NDSolve returns different answer for different value of xmax

Question

I have solved a differential equation by using NDSolve with xmax=3

ydum = x/L[t]; 
expr1 = Expand[(1/c^2)*D[\[Psi][ydum, t], {t, 2}] - 
     D[\[Psi][ydum, t], {x, 2}] + ((m^2*c^2)/h^2)*\[Psi][ydum, 
       t] /. \[Psi][ydum, t] -> \[Psi][y, t] /. x -> y*L[t]]
m = 1; 
c = 1; 
h = 1; 
\[Omega] = 1; 
L[t_] := 2 + Sin[\[Omega]*t];
sol = NDSolve[{expr1 == 0, [Psi][0, t] == 0, [Psi][1, t] == 
    0, [Psi][y, 0] == 
    Sqrt[2 (m c)/(c Sqrt[m^2 c^2 + [Pi]^2 h^2/L[0]^2] L[0])]
      Sin[ [Pi] y]}, [Psi], {y, 0, 1}, {t, 0, 3}]

Then I plot this with Plot3D

Plot3D[Abs[Evaluate[\[Psi][y, t] /. sol]], {y, 0, 1}, {t, 0, 10}, 
 AxesLabel -> {y, t, \[Psi]}]

Then I changed the xmax of my NDSolve to 10 and plot the answer still with t ranging from 0 to 3

sol = NDSolve[{expr1 == 0, \[Psi][0, t] == 0, \[Psi][1, t] == 
        0, \[Psi][y, 0] == 
        Sqrt[2 (m c)/(c Sqrt[m^2 c^2 + \[Pi]^2 h^2/L[0]^2] L[0])]
          Sin[ \[Pi] y]}, \[Psi], {y, 0, 1}, {t, 0, 10}]
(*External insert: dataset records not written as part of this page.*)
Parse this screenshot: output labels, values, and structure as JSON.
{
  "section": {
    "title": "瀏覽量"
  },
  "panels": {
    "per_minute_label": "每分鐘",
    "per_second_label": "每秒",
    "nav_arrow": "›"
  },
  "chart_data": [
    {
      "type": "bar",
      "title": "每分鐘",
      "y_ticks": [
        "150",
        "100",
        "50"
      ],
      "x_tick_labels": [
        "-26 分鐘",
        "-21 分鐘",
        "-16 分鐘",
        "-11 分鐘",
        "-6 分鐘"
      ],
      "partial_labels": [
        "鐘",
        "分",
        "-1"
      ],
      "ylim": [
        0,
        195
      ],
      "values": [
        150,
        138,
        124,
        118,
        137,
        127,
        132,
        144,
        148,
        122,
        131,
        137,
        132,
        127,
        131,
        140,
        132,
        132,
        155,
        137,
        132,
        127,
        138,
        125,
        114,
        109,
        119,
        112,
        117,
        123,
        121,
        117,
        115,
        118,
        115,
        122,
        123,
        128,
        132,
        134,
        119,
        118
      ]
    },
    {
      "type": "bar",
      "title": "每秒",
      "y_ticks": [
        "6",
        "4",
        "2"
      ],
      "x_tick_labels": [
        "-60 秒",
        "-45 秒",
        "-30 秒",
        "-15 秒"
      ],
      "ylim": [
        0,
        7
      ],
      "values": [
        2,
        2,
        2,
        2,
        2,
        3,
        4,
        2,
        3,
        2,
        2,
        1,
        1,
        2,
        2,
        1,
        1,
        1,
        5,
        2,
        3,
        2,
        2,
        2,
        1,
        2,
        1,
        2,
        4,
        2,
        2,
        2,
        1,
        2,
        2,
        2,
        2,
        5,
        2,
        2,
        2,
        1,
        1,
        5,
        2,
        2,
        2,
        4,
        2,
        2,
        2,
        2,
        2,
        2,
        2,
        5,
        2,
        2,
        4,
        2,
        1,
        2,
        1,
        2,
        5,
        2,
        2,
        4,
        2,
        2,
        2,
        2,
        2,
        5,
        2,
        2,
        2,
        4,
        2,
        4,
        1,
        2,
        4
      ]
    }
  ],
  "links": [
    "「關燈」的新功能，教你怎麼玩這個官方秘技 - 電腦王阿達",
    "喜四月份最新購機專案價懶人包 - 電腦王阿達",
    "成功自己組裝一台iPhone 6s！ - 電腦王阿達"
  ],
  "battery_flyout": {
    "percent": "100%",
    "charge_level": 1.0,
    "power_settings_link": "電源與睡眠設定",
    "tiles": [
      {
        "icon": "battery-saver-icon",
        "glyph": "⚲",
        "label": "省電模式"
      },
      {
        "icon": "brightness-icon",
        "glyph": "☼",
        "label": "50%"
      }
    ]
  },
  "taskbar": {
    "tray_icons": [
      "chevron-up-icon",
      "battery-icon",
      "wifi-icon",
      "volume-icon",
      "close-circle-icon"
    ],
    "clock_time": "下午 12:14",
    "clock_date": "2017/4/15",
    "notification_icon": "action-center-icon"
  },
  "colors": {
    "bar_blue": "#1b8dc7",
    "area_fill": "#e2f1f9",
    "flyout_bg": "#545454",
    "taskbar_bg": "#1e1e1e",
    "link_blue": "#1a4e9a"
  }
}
The 2 graphs are clearly different. From my understanding, changing the range in which a differential equation is evaluated shouldn't change the answer (I have also tried it with simpler differential equation and this didn't happen). Can someone explain why this is happening?